It seems that every time I attend a presentation, usually at a conference, given by a Googler, it starts with the disclaimer "I am not a marketing person...". The narrative from there can devolve into a rif against the evils of sales and marketing people and the comparative virtues of engineers. Despite the hyperbole, they do have a point. Marketing without good engineering is just snake oil sales.
Here are three virtues of engineering that I appreciate the most:
- Desire to build a better mouse trap: Good engineers want to be useful and solve problems. Engineers don't want to work on something that is not really a problem, or that is invented just to serve some other purpose.

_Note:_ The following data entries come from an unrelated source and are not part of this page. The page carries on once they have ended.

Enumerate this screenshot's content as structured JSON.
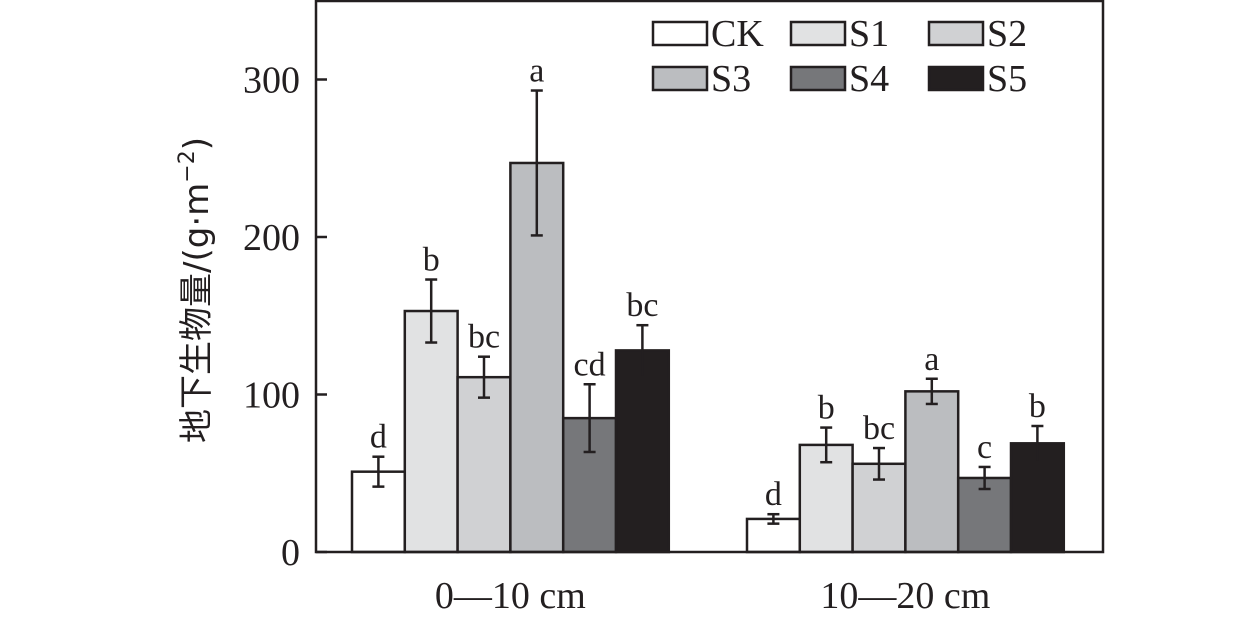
{
  "chart_data": {
    "type": "bar",
    "title": "",
    "xlabel": "",
    "ylabel": "地下生物量/(g·m⁻²)",
    "ylabel_main": "地下生物量/(g·m",
    "ylabel_sup": "−2",
    "ylabel_close": ")",
    "ylim": [
      0,
      350
    ],
    "yticks": [
      0,
      100,
      200,
      300
    ],
    "ytick_labels": [
      "0",
      "100",
      "200",
      "300"
    ],
    "grid": false,
    "legend_position": "top-right",
    "categories": [
      "0—10 cm",
      "10—20 cm"
    ],
    "series": [
      {
        "name": "CK",
        "color": "#ffffff",
        "values": [
          51,
          21
        ],
        "errors": [
          9.5,
          3
        ],
        "labels": [
          "d",
          "d"
        ]
      },
      {
        "name": "S1",
        "color": "#e1e2e3",
        "values": [
          153,
          68
        ],
        "errors": [
          20,
          11
        ],
        "labels": [
          "b",
          "b"
        ]
      },
      {
        "name": "S2",
        "color": "#d0d1d3",
        "values": [
          111,
          56
        ],
        "errors": [
          13,
          10
        ],
        "labels": [
          "bc",
          "bc"
        ]
      },
      {
        "name": "S3",
        "color": "#bbbdc0",
        "values": [
          247,
          102
        ],
        "errors": [
          46,
          8
        ],
        "labels": [
          "a",
          "a"
        ]
      },
      {
        "name": "S4",
        "color": "#76777a",
        "values": [
          85,
          47
        ],
        "errors": [
          21.5,
          7
        ],
        "labels": [
          "cd",
          "c"
        ]
      },
      {
        "name": "S5",
        "color": "#231f20",
        "values": [
          128,
          69
        ],
        "errors": [
          16,
          11
        ],
        "labels": [
          "bc",
          "b"
        ]
      }
    ]
  }
}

- Disdain for waste or duplication of effort: Engineers want to share their work so those that come after them can build on top of their efforts instead of wasting effort relearning what has already been learned by someone else. While this does not always result in good documentation, it does produce a collaborative atmosphere with vibrant knowledge sharing.

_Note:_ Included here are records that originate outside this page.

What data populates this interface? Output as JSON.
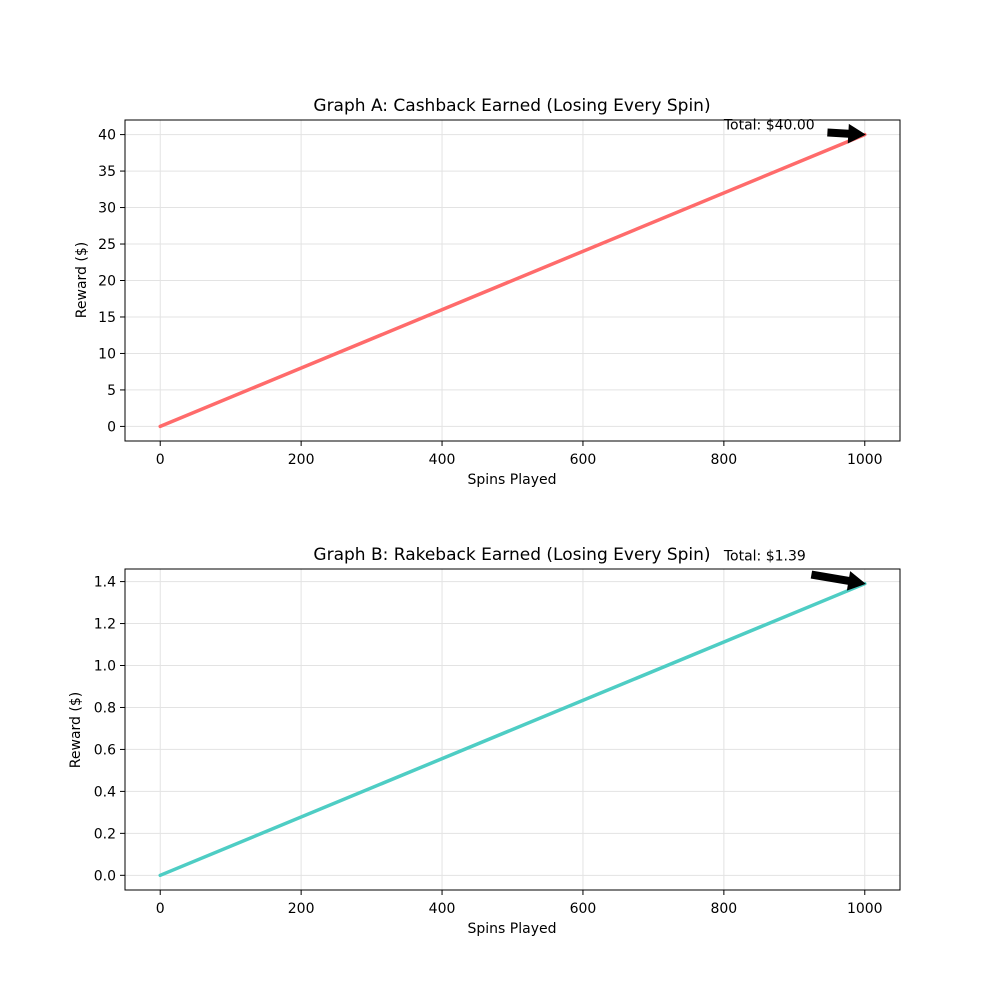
{
  "chart_data": [
    {
      "type": "line",
      "title": "Graph A: Cashback Earned (Losing Every Spin)",
      "xlabel": "Spins Played",
      "ylabel": "Reward ($)",
      "xlim": [
        -50,
        1050
      ],
      "ylim": [
        -2,
        42
      ],
      "xticks": [
        0,
        200,
        400,
        600,
        800,
        1000
      ],
      "xtick_labels": [
        "0",
        "200",
        "400",
        "600",
        "800",
        "1000"
      ],
      "yticks": [
        0,
        5,
        10,
        15,
        20,
        25,
        30,
        35,
        40
      ],
      "ytick_labels": [
        "0",
        "5",
        "10",
        "15",
        "20",
        "25",
        "30",
        "35",
        "40"
      ],
      "grid": true,
      "series": [
        {
          "color": "#ff6b6b",
          "x": [
            0,
            1000
          ],
          "y": [
            0,
            40
          ]
        }
      ],
      "annotation": {
        "text": "Total: $40.00",
        "point": [
          1000,
          40
        ],
        "text_pos": [
          800,
          40.7
        ]
      }
    },
    {
      "type": "line",
      "title": "Graph B: Rakeback Earned (Losing Every Spin)",
      "xlabel": "Spins Played",
      "ylabel": "Reward ($)",
      "xlim": [
        -50,
        1050
      ],
      "ylim": [
        -0.07,
        1.46
      ],
      "xticks": [
        0,
        200,
        400,
        600,
        800,
        1000
      ],
      "xtick_labels": [
        "0",
        "200",
        "400",
        "600",
        "800",
        "1000"
      ],
      "yticks": [
        0.0,
        0.2,
        0.4,
        0.6,
        0.8,
        1.0,
        1.2,
        1.4
      ],
      "ytick_labels": [
        "0.0",
        "0.2",
        "0.4",
        "0.6",
        "0.8",
        "1.0",
        "1.2",
        "1.4"
      ],
      "grid": true,
      "series": [
        {
          "color": "#4ecdc4",
          "x": [
            0,
            1000
          ],
          "y": [
            0,
            1.39
          ]
        }
      ],
      "annotation": {
        "text": "Total: $1.39",
        "point": [
          1000,
          1.39
        ],
        "text_pos": [
          800,
          1.5
        ]
      }
    }
  ]
}
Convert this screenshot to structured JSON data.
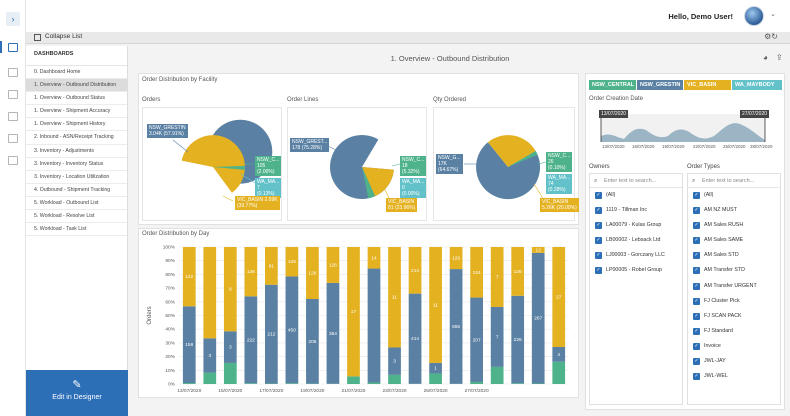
{
  "header": {
    "greeting": "Hello, Demo User!"
  },
  "toolbar": {
    "collapse_label": "Collapse List"
  },
  "sidebar": {
    "heading": "DASHBOARDS",
    "items": [
      "0. Dashboard Home",
      "1. Overview - Outbound Distribution",
      "1. Overview - Outbound Status",
      "1. Overview - Shipment Accuracy",
      "1. Overview - Shipment History",
      "2. Inbound - ASN/Receipt Tracking",
      "3. Inventory - Adjustments",
      "3. Inventory - Inventory Status",
      "3. Inventory - Location Utilization",
      "4. Outbound - Shipment Tracking",
      "5. Workload - Outbound List",
      "5. Workload - Resolve List",
      "5. Workload - Task List"
    ],
    "selected_index": 1,
    "designer_label": "Edit in Designer"
  },
  "main": {
    "title": "1. Overview - Outbound Distribution"
  },
  "colors": {
    "nsw_central": "#4eb38a",
    "nsw_grestin": "#5a81a3",
    "vic_basin": "#e4b120",
    "wa_maybody": "#63c2c9",
    "accent": "#2d6fb7"
  },
  "facility": {
    "title": "Order Distribution by Facility",
    "orders": {
      "title": "Orders",
      "labels": {
        "grestin": "NSW_GRESTIN\n3.04K (57.91%)",
        "central": "NSW_C...\n105\n(2.00%)",
        "wa": "WA_MA...\n7\n(0.13%)",
        "basin": "VIC_BASIN 2.09K\n(39.77%)"
      }
    },
    "lines": {
      "title": "Order Lines",
      "labels": {
        "grestin": "NSW_GREST...\n178 (75.28%)",
        "central": "NSW_C...\n18\n(5.32%)",
        "wa": "WA_MA...\n0\n(0.00%)",
        "basin": "VIC_BASIN\n81 (23.96%)"
      }
    },
    "qty": {
      "title": "Qty Ordered",
      "labels": {
        "grestin": "NSW_G...\n17K\n(64.67%)",
        "central": "NSW_C...\n26\n(0.10%)",
        "wa": "WA_MA...\n74\n(0.28%)",
        "basin": "VIC_BASIN\n5.26K (20.00%)"
      }
    }
  },
  "day_chart_title": "Order Distribution by Day",
  "chart_data": {
    "type": "bar",
    "stacked": "percent",
    "ylabel": "Orders",
    "ylim": [
      0,
      100
    ],
    "yticks": [
      "0%",
      "10%",
      "20%",
      "30%",
      "40%",
      "50%",
      "60%",
      "70%",
      "80%",
      "90%",
      "100%"
    ],
    "x_tick_labels": [
      "13/07/2020",
      "15/07/2020",
      "17/07/2020",
      "19/07/2020",
      "21/07/2020",
      "23/07/2020",
      "25/07/2020",
      "27/07/2020"
    ],
    "series": [
      {
        "name": "NSW_CENTRAL",
        "values": [
          2,
          1,
          2,
          2,
          1,
          3,
          1,
          1,
          1,
          1,
          1,
          1,
          1,
          1,
          5,
          2,
          2,
          1,
          6
        ]
      },
      {
        "name": "NSW_GRESTIN",
        "values": [
          158,
          3,
          3,
          222,
          212,
          450,
          205,
          354,
          0,
          74,
          3,
          414,
          1,
          655,
          207,
          7,
          226,
          267,
          4
        ]
      },
      {
        "name": "VIC_BASIN",
        "values": [
          122,
          8,
          8,
          126,
          81,
          124,
          126,
          126,
          17,
          14,
          11,
          214,
          11,
          126,
          124,
          7,
          126,
          12,
          27
        ]
      }
    ],
    "data_labels": [
      [
        "158",
        "122"
      ],
      [
        "3",
        "",
        ""
      ],
      [
        "3",
        "8"
      ],
      [
        "222",
        "126"
      ],
      [
        "212",
        "81"
      ],
      [
        "450",
        "126"
      ],
      [
        "205",
        "126"
      ],
      [
        "354",
        "126"
      ],
      [
        "",
        "17"
      ],
      [
        "",
        "14"
      ],
      [
        "3",
        "11"
      ],
      [
        "414",
        "214"
      ],
      [
        "1",
        "11"
      ],
      [
        "655",
        "126"
      ],
      [
        "207",
        "124"
      ],
      [
        "7",
        "7"
      ],
      [
        "226",
        "126"
      ],
      [
        "267",
        "12"
      ],
      [
        "4",
        "27"
      ]
    ]
  },
  "filters": {
    "chips": [
      "NSW_CENTRAL",
      "NSW_GRESTIN",
      "VIC_BASIN",
      "WA_MAYBODY"
    ],
    "date_title": "Order Creation Date",
    "date_start": "13/07/2020",
    "date_end": "27/07/2020",
    "date_ticks": [
      "13/07/2020",
      "16/07/2020",
      "19/07/2020",
      "22/07/2020",
      "25/07/2020",
      "28/07/2020"
    ],
    "owners_title": "Owners",
    "owners_placeholder": "Enter text to search...",
    "owners": [
      "(All)",
      "1119 - Tillman Inc",
      "LA00079 - Kulas Group",
      "LB00002 - Lebsack Ltd",
      "LJ00003 - Gorczany LLC",
      "LP00005 - Robel Group"
    ],
    "types_title": "Order Types",
    "types_placeholder": "Enter text to search...",
    "types": [
      "(All)",
      "AM NZ MUST",
      "AM Sales RUSH",
      "AM Sales SAME",
      "AM Sales STD",
      "AM Transfer STD",
      "AM Transfer URGENT",
      "FJ Cluster Pick",
      "FJ SCAN PACK",
      "FJ Standard",
      "Invoice",
      "JWL-JAY",
      "JWL-WEL"
    ]
  }
}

- Thirst for customer feedback: Engineers want to know as much as possible about the customer experience using their product. If you give engineers a choice between the good news (compliments) and the bad news (criticisms) they will take the bad news because it will help make the product better.
These traits are encouraged in engineering departments because most engineering departments are set up like academic institutions where sharing knowledge is rewarded and failures are celebrated as long as there is strong thinking behind them.
Marketing people that think like engineers apply these same virtues to their objectives. They want to get their product into the hands of people that can use it, they don't hoard data, and they want to know the real numbers.
The people running marketing departments need to think about how to create an environment that encourages marketers to market like engineers.